There were pandakas ("pansexuals," "perverts") in the past. There are pandakas today. The sexism that existed before the Buddha and reasserted itself in the male-dominated Sangha (who subordinated Buddhist nuns after the Buddha's passing but early enough to have made it seem as if the Buddha was on board and actually started that subordination by setting up extra rules, garudhammas, for bhikkhunis).

This gives Buddhism a black eye it does not deserve. Originally, the Dharma was not sexist. It was radically progressive in India. But the backdrop of oppression was not overcome. Males and females were segregated, and this segregation intensified in the Buddha's two Monastic Orders (male and female). Pandakas were not allowed because the goal of monasticism is to overcome sensual craving. And the promiscuity pandakas are infamous for meant people would not believe they could contain their impulses even to a normative human degree, which is hard enough.

Not only pandakas, many groups are not allowed to become fully ordained monastics in Buddhism. For example, certain diseases prevent one, even harmless and non-transmissible ones like vitiligo. So Michael Jackson would not have been able to become a fully ordained Buddhist monk -- even if his other aberrant behaviors (with drugs, with children, with flamboyant displays) would not have prevented him.

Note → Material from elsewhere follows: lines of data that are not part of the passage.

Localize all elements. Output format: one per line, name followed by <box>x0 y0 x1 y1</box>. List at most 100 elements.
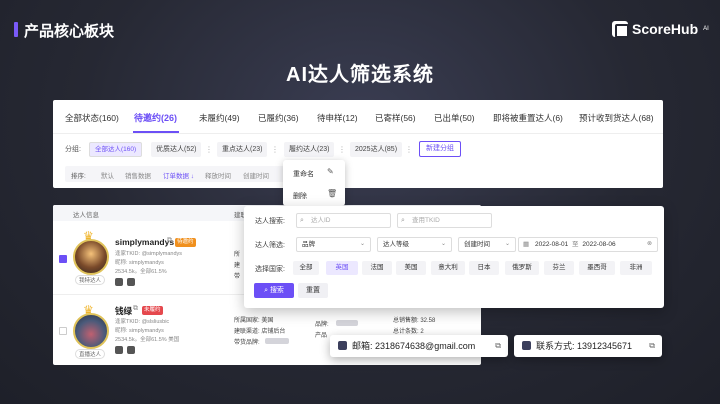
calendar-icon: ▦ <box>523 241 530 248</box>
mail-icon[interactable] <box>115 278 123 286</box>
col-label: 建 <box>234 263 241 269</box>
header-accent-bar <box>14 22 18 37</box>
group-more-icon[interactable]: ⋮ <box>271 142 279 157</box>
close-circle-icon[interactable]: ⊗ <box>647 238 652 251</box>
country-africa[interactable]: 非洲 <box>620 261 652 275</box>
edit-icon[interactable]: ✎ <box>327 167 334 176</box>
menu-delete[interactable]: 删除 <box>293 191 307 201</box>
group-chip-fulfill[interactable]: 履约达人(23) <box>284 142 335 157</box>
talent-goods-brand: 带货品牌: <box>234 340 260 346</box>
copy-icon[interactable]: ⧉ <box>167 237 172 245</box>
group-context-menu: 重命名 ✎ 删除 🗑 <box>283 160 345 206</box>
country-russia[interactable]: 俄罗斯 <box>505 261 539 275</box>
group-row: 分组: 全部达人(160) 优质达人(52) ⋮ 重点达人(23) ⋮ 履约达人… <box>53 140 663 160</box>
chevron-down-icon: ⌄ <box>359 241 365 247</box>
phone-icon[interactable] <box>127 278 135 286</box>
status-badge: 未履约 <box>142 306 163 315</box>
chevron-down-icon: ⌄ <box>504 241 510 247</box>
sort-created-time[interactable]: 创建时间 <box>243 170 269 180</box>
copy-icon[interactable]: ⧉ <box>495 335 501 357</box>
group-more-icon[interactable]: ⋮ <box>338 142 346 157</box>
time-select[interactable]: 创建时间 ⌄ <box>458 237 516 252</box>
sort-row: 排序: 默认 销售数据 订单数据 ↓ 释放时间 创建时间 <box>53 166 663 182</box>
country-finland[interactable]: 芬兰 <box>544 261 574 275</box>
country-usa[interactable]: 美国 <box>396 261 426 275</box>
country-mexico[interactable]: 墨西哥 <box>579 261 615 275</box>
talent-handle: 逢家TKID: @simplymandys <box>115 251 183 257</box>
date-range-picker[interactable]: ▦ 2022-08-01 至 2022-08-06 ⊗ <box>518 237 658 252</box>
group-chip-quality[interactable]: 优质达人(52) <box>151 142 202 157</box>
tab-fulfilled[interactable]: 已履约(36) <box>258 112 299 124</box>
tab-to-reset[interactable]: 即将被重置达人(6) <box>493 112 563 124</box>
talent-name: 钱绿 <box>115 306 133 316</box>
level-select[interactable]: 达人等级 ⌄ <box>377 237 452 252</box>
tkid-input[interactable]: ⌕ 查用TKID <box>397 213 492 228</box>
talent-channel: 建联渠道: 店铺后台 <box>234 329 286 335</box>
scorehub-logo: ScoreHub AI <box>612 21 709 38</box>
country-italy[interactable]: 意大利 <box>431 261 465 275</box>
mail-icon <box>338 341 347 350</box>
reset-button[interactable]: 重置 <box>298 283 328 298</box>
search-button[interactable]: ⌕ 搜索 <box>254 283 294 298</box>
new-group-button[interactable]: 新建分组 <box>419 141 461 157</box>
blurred-value <box>265 338 289 344</box>
group-label: 分组: <box>65 146 81 153</box>
talent-country: 所属国家: 美国 <box>234 318 274 324</box>
country-label: 选择国家: <box>255 266 285 273</box>
tab-unfulfilled[interactable]: 未履约(49) <box>199 112 240 124</box>
total-sales: 总销售额: 32.58 <box>393 318 436 324</box>
status-tabs: 全部状态(160) 待邀约(26) 未履约(49) 已履约(36) 待申样(12… <box>53 100 663 134</box>
avatar <box>73 313 109 349</box>
country-uk[interactable]: 英国 <box>326 261 358 275</box>
logo-text: ScoreHub <box>632 21 699 37</box>
country-all[interactable]: 全部 <box>293 261 319 275</box>
group-more-icon[interactable]: ⋮ <box>205 142 213 157</box>
tab-pending-invite[interactable]: 待邀约(26) <box>134 111 177 124</box>
date-to: 2022-08-06 <box>582 241 616 248</box>
row-checkbox[interactable] <box>59 327 67 335</box>
row-checkbox[interactable] <box>59 255 67 263</box>
phone-icon[interactable] <box>127 346 135 354</box>
search-button-label: 搜索 <box>269 287 284 294</box>
tkid-placeholder: 查用TKID <box>412 217 440 224</box>
menu-rename[interactable]: 重命名 <box>293 169 314 179</box>
tab-expect-goods[interactable]: 预计收到货达人(68) <box>579 112 654 124</box>
sort-default[interactable]: 默认 <box>101 170 114 180</box>
trash-icon[interactable]: 🗑 <box>327 189 337 198</box>
sort-label: 排序: <box>71 173 86 180</box>
col-label: 带 <box>234 274 241 280</box>
date-from: 2022-08-01 <box>534 241 569 248</box>
group-chip-key[interactable]: 重点达人(23) <box>217 142 268 157</box>
group-chip-all[interactable]: 全部达人(160) <box>89 142 143 157</box>
mail-icon[interactable] <box>115 346 123 354</box>
sort-sales[interactable]: 销售数据 <box>125 170 151 180</box>
tab-all[interactable]: 全部状态(160) <box>65 112 119 124</box>
email-pill[interactable]: 邮箱: 2318674638@gmail.com ⧉ <box>330 335 508 357</box>
product-label: 产品 <box>315 333 328 339</box>
avatar-tag: 我特达人 <box>75 275 106 285</box>
group-more-icon[interactable]: ⋮ <box>405 142 413 157</box>
country-france[interactable]: 法国 <box>362 261 392 275</box>
country-japan[interactable]: 日本 <box>469 261 499 275</box>
group-chip-2025[interactable]: 2025达人(85) <box>350 142 403 157</box>
phone-text: 联系方式: 13912345671 <box>536 341 633 351</box>
talent-name: simplymandys <box>115 237 175 247</box>
talent-id-placeholder: 达人ID <box>311 217 331 224</box>
talent-handle: 逢家TKID: @slsliusbic <box>115 319 170 325</box>
phone-icon <box>522 341 531 350</box>
time-select-value: 创建时间 <box>464 241 490 248</box>
active-tab-underline <box>133 131 179 133</box>
col-label: 所 <box>234 252 241 258</box>
sort-orders[interactable]: 订单数据 ↓ <box>163 170 194 180</box>
talent-id-input[interactable]: ⌕ 达人ID <box>296 213 391 228</box>
status-badge: 待邀约 <box>175 238 196 247</box>
copy-icon[interactable]: ⧉ <box>649 335 655 357</box>
copy-icon[interactable]: ⧉ <box>133 305 138 313</box>
date-separator: 至 <box>572 241 579 248</box>
sort-release-time[interactable]: 释放时间 <box>205 170 231 180</box>
tab-pending-sample[interactable]: 待申样(12) <box>317 112 358 124</box>
phone-pill[interactable]: 联系方式: 13912345671 ⧉ <box>514 335 662 357</box>
tab-ordered[interactable]: 已出单(50) <box>434 112 475 124</box>
brand-select[interactable]: 品牌 ⌄ <box>296 237 371 252</box>
tab-sample-sent[interactable]: 已寄样(56) <box>375 112 416 124</box>
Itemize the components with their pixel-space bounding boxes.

Wisdom Quarterly was talking to someone in India -- thanks to US corporations making so much use of customer care call centers. The operator had never heard the word "pandaka" and had no idea there was an annual Pandaka Parade in India. That is, until a description of this word was given. Then, perfectly familiar with that, yelled out, "Oh, you mean kinnar!"

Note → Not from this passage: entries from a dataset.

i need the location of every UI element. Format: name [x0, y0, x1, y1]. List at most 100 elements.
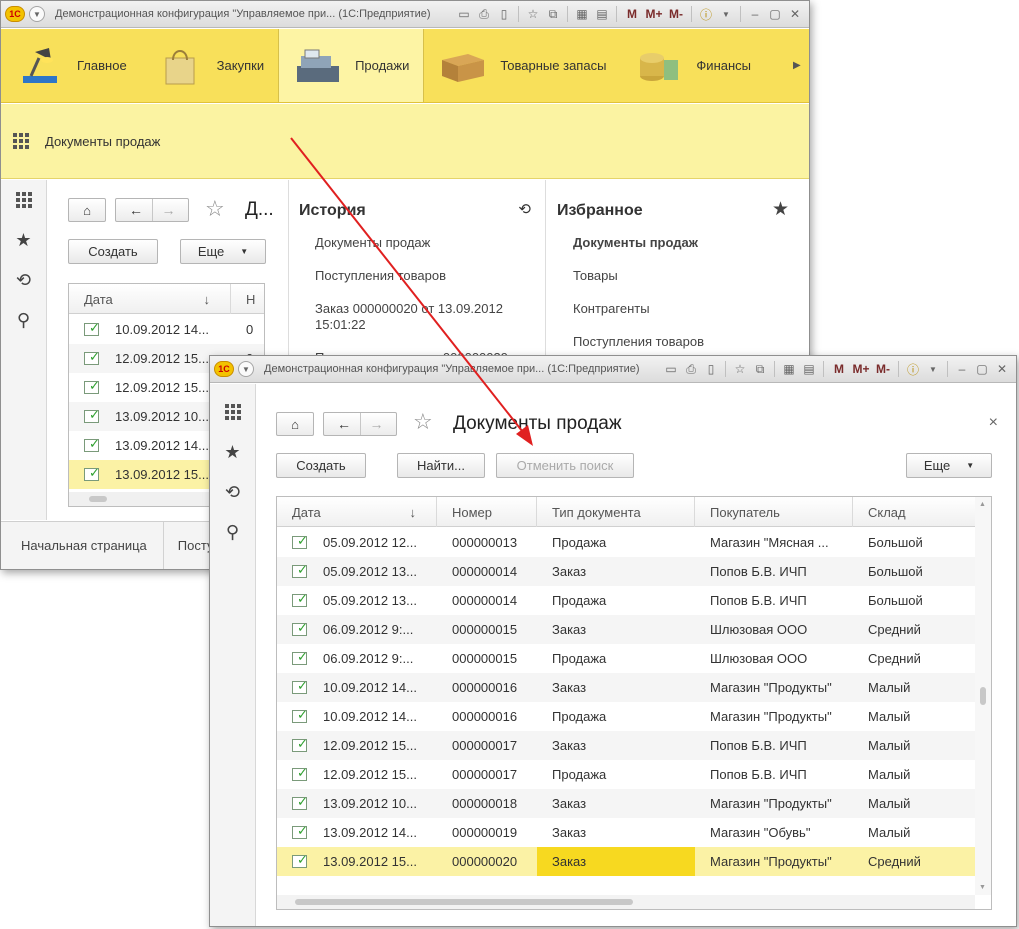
table-row[interactable]: 10.09.2012 14... 000000016 Продажа Магазин … [277, 702, 975, 731]
favorites-star-icon[interactable]: ★ [210, 432, 255, 472]
print-icon[interactable]: ⎙ [681, 359, 701, 379]
section-sales[interactable]: Продажи [278, 29, 425, 102]
section-purchases[interactable]: Закупки [141, 29, 278, 102]
save-icon[interactable]: ▭ [454, 4, 474, 24]
favorites-item[interactable]: Поступления товаров [573, 334, 704, 349]
calculator-icon[interactable]: ▦ [572, 4, 592, 24]
info-dropdown-icon[interactable]: ▼ [923, 359, 943, 379]
minimize-icon[interactable]: ‒ [952, 359, 972, 379]
close-icon[interactable]: ✕ [992, 359, 1012, 379]
find-button[interactable]: Найти... [397, 453, 485, 478]
memory-plus-button[interactable]: M+ [643, 4, 665, 24]
horizontal-scrollbar[interactable] [277, 895, 975, 909]
table-row[interactable]: 13.09.2012 10... 000000018 Заказ Магазин "П… [277, 789, 975, 818]
vertical-scrollbar[interactable]: ▲ ▼ [975, 497, 991, 895]
memory-minus-button[interactable]: M- [665, 4, 687, 24]
all-functions-icon[interactable] [13, 133, 29, 149]
home-button[interactable]: ⌂ [276, 412, 314, 436]
star-icon[interactable]: ★ [772, 198, 789, 221]
column-store[interactable]: Склад [853, 497, 977, 527]
menu-grid-icon[interactable] [210, 392, 255, 432]
scroll-down-icon[interactable]: ▼ [979, 884, 986, 891]
maximize-icon[interactable]: ▢ [765, 4, 785, 24]
search-icon[interactable]: ⚲ [210, 512, 255, 552]
favorites-item[interactable]: Документы продаж [573, 235, 698, 250]
link-icon[interactable]: ⧉ [543, 4, 563, 24]
tab-home-page[interactable]: Начальная страница [1, 522, 164, 569]
print-icon[interactable]: ⎙ [474, 4, 494, 24]
save-icon[interactable]: ▭ [661, 359, 681, 379]
info-icon[interactable]: ⓘ [903, 359, 923, 379]
back-arrow-icon[interactable]: ← [120, 199, 152, 221]
link-icon[interactable]: ⧉ [750, 359, 770, 379]
star-outline-icon[interactable]: ☆ [205, 196, 225, 222]
scroll-up-icon[interactable]: ▲ [979, 501, 986, 508]
table-row[interactable]: 12.09.2012 15... 000000017 Продажа Попов Б.… [277, 760, 975, 789]
table-row[interactable]: 10.09.2012 14... 000000016 Заказ Магазин "П… [277, 673, 975, 702]
close-form-icon[interactable]: × [989, 414, 998, 432]
calendar-icon[interactable]: ▤ [799, 359, 819, 379]
table-row[interactable]: 05.09.2012 13... 000000014 Продажа Попов Б.… [277, 586, 975, 615]
history-item[interactable]: Заказ 000000020 от 13.09.2012 15:01:22 [315, 301, 515, 333]
favorites-item[interactable]: Контрагенты [573, 301, 650, 316]
forward-arrow-icon[interactable]: → [152, 199, 184, 221]
search-icon[interactable]: ⚲ [1, 300, 46, 340]
memory-m-button[interactable]: M [621, 4, 643, 24]
menu-grid-icon[interactable] [1, 180, 46, 220]
favorite-add-icon[interactable]: ☆ [730, 359, 750, 379]
preview-icon[interactable]: ▯ [494, 4, 514, 24]
function-panel-item[interactable]: Документы продаж [45, 134, 160, 149]
more-button[interactable]: Еще ▼ [906, 453, 992, 478]
memory-plus-button[interactable]: M+ [850, 359, 872, 379]
column-buyer[interactable]: Покупатель [695, 497, 853, 527]
info-dropdown-icon[interactable]: ▼ [716, 4, 736, 24]
memory-m-button[interactable]: M [828, 359, 850, 379]
minimize-icon[interactable]: ‒ [745, 4, 765, 24]
home-button[interactable]: ⌂ [68, 198, 106, 222]
cancel-search-button[interactable]: Отменить поиск [496, 453, 634, 478]
column-date[interactable]: Дата ↓ [69, 284, 231, 314]
calculator-icon[interactable]: ▦ [779, 359, 799, 379]
section-finance[interactable]: Финансы [620, 29, 765, 102]
sections-scroll-right-icon[interactable]: ▶ [793, 29, 809, 102]
favorites-star-icon[interactable]: ★ [1, 220, 46, 260]
table-row[interactable]: 05.09.2012 12... 000000013 Продажа Магазин … [277, 528, 975, 557]
table-row[interactable]: 13.09.2012 14... 000000019 Заказ Магазин "О… [277, 818, 975, 847]
column-date[interactable]: Дата ↓ [277, 497, 437, 527]
preview-icon[interactable]: ▯ [701, 359, 721, 379]
scroll-thumb[interactable] [295, 899, 633, 905]
close-icon[interactable]: ✕ [785, 4, 805, 24]
table-row[interactable]: 05.09.2012 13... 000000014 Заказ Попов Б.В.… [277, 557, 975, 586]
scroll-thumb[interactable] [980, 687, 986, 705]
scroll-thumb[interactable] [89, 496, 107, 502]
forward-arrow-icon[interactable]: → [360, 413, 392, 435]
back-arrow-icon[interactable]: ← [328, 413, 360, 435]
star-outline-icon[interactable]: ☆ [413, 409, 433, 435]
column-number[interactable]: Н [231, 284, 264, 314]
1c-logo-icon[interactable]: 1С [214, 361, 234, 377]
calendar-icon[interactable]: ▤ [592, 4, 612, 24]
history-icon[interactable]: ⟲ [518, 200, 531, 218]
table-row[interactable]: 06.09.2012 9:... 000000015 Продажа Шлюзовая… [277, 644, 975, 673]
1c-logo-icon[interactable]: 1С [5, 6, 25, 22]
table-row[interactable]: 06.09.2012 9:... 000000015 Заказ Шлюзовая О… [277, 615, 975, 644]
column-number[interactable]: Номер [437, 497, 537, 527]
table-row[interactable]: 13.09.2012 15... 000000020 Заказ Магазин "П… [277, 847, 975, 876]
memory-minus-button[interactable]: M- [872, 359, 894, 379]
favorites-item[interactable]: Товары [573, 268, 618, 283]
favorite-add-icon[interactable]: ☆ [523, 4, 543, 24]
table-row[interactable]: 10.09.2012 14... 0 [69, 315, 264, 344]
history-item[interactable]: Поступления товаров [315, 268, 446, 283]
create-button[interactable]: Создать [276, 453, 366, 478]
main-menu-icon[interactable]: ▼ [238, 361, 254, 377]
info-icon[interactable]: ⓘ [696, 4, 716, 24]
maximize-icon[interactable]: ▢ [972, 359, 992, 379]
column-doc-type[interactable]: Тип документа [537, 497, 695, 527]
more-button[interactable]: Еще ▼ [180, 239, 266, 264]
history-icon[interactable]: ⟲ [210, 472, 255, 512]
section-main[interactable]: Главное [1, 29, 141, 102]
create-button[interactable]: Создать [68, 239, 158, 264]
table-row[interactable]: 12.09.2012 15... 000000017 Заказ Попов Б.В.… [277, 731, 975, 760]
history-item[interactable]: Документы продаж [315, 235, 430, 250]
history-icon[interactable]: ⟲ [1, 260, 46, 300]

Kinnar, as in kinnaras (garudas), the mysterious avian-hybrids of Indian mythology incorporated into Buddhist cosmology. Griffins, angels, serpent-hating-eagles, beautiful bird headed people capable of flight (in massive garuda aircraft).

The kinnar are of India and South Asia (hijra) are the kathoey of Buddhist Thailand.

Flighty "Fairies"
Wisdom Quarterly edit of Kinnar
In the culture of South Asia, hijras (in Islam a word related to flight and migration, Hindi: हिजड़ा, chakka in Kannada, khusra in Punjabi, kojja in Telugu are physiological males who have feminine gender identity, women's clothing, and adopt other feminine gender roles.

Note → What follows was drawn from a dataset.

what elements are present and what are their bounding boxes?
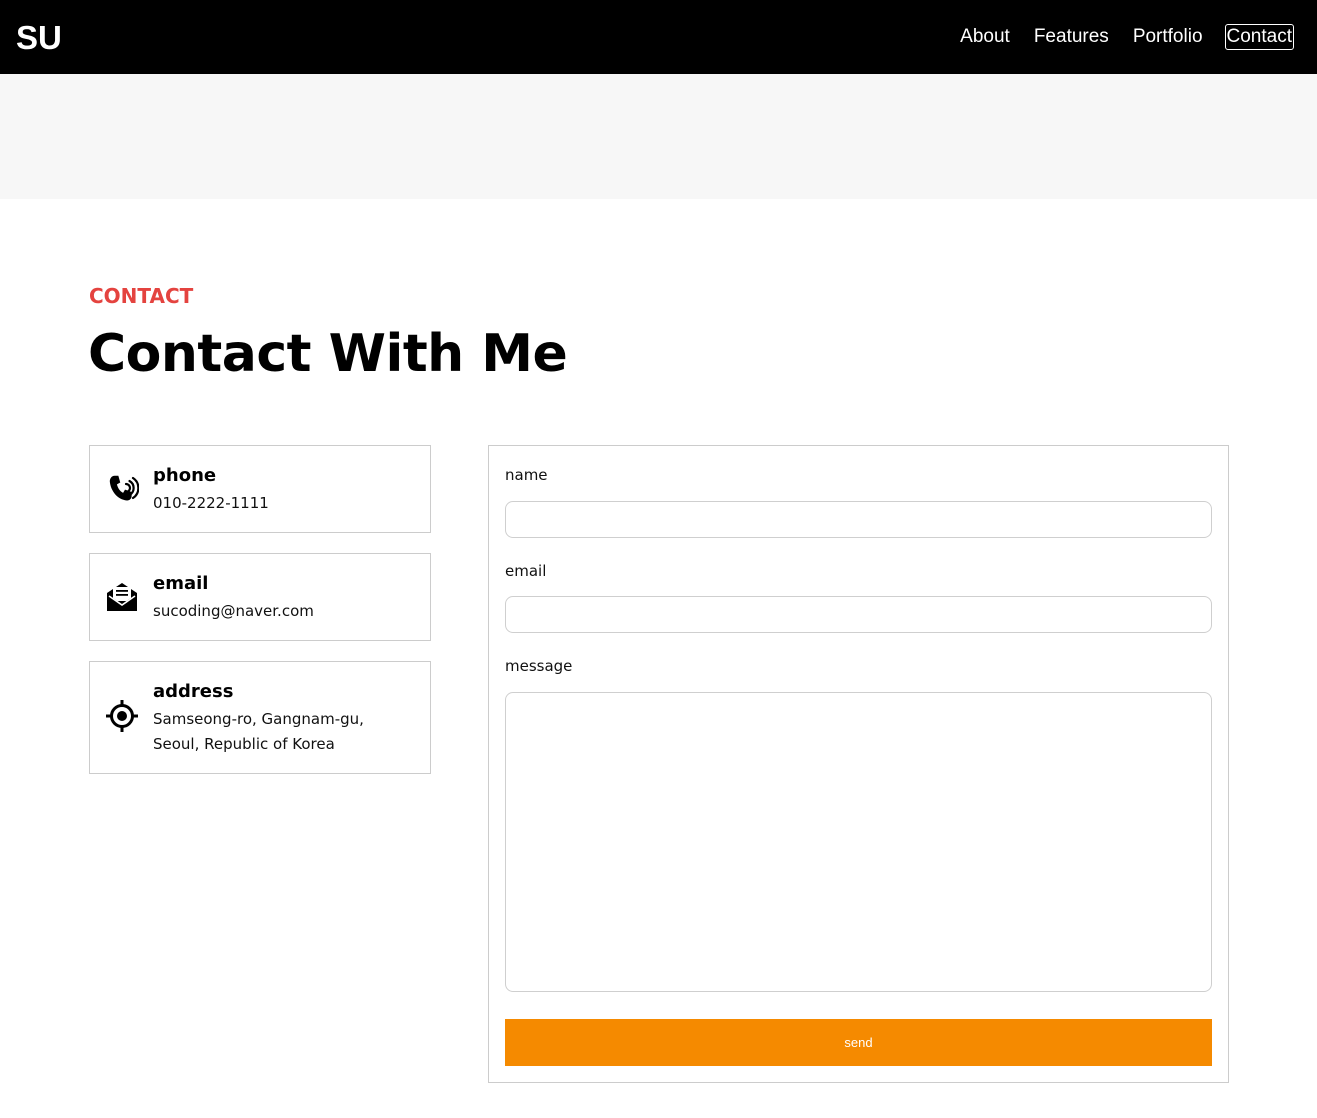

Hijras have a long recorded history in the Indian subcontinent, which was formerly Buddhist and now has a massive Muslim population (of over 100 million) from the Mughal Empire period onwards. This history features a number of well-known roles within subcontinental cultures, part gender-liminal, part spiritual, and part survival.

In South Asia, many hijras live in well-defined, organized, all-hijra communities, led by a guru or chief.[1][2] These communities have sustained themselves over generations by "adopting" young boys who are rejected by or who flee their family of origin (due to molestation, abuse, or rejection).[3] Many work as prostitutes for survival.[4]

The word hijra is Urdu, derived from the Arabic root hjr, has the sense of flying away, migrating, or "leaving one's tribe"[5]. It has been borrowed into Hindi, the dominant language of India.

The Indian usage has traditionally been translated into English as "eunuch" or "hermaphrodite," where "the irregularity of the male genitalia is central to the definition."[6] However, in general hijras are born with typically male physiology, only a few having been born with male intersex variations.[7]

Historically, ceremonial initiation into the hijra community is rumored to have involved removal of a boy's penis, testicles, and scrotum, without anesthetic, at or around puberty. However, according to the Mumbai (Bombay) health organization The Humsafar Trust, only eight percent of hijra visiting their clinic are nirwaan (castrated).

Since the late 20th century, some hijra activists and Western non-government organizations (NGOs) have been lobbying for official recognition of the hijra as a kind of "third sex" or "third gender," which is neither man nor woman.[8]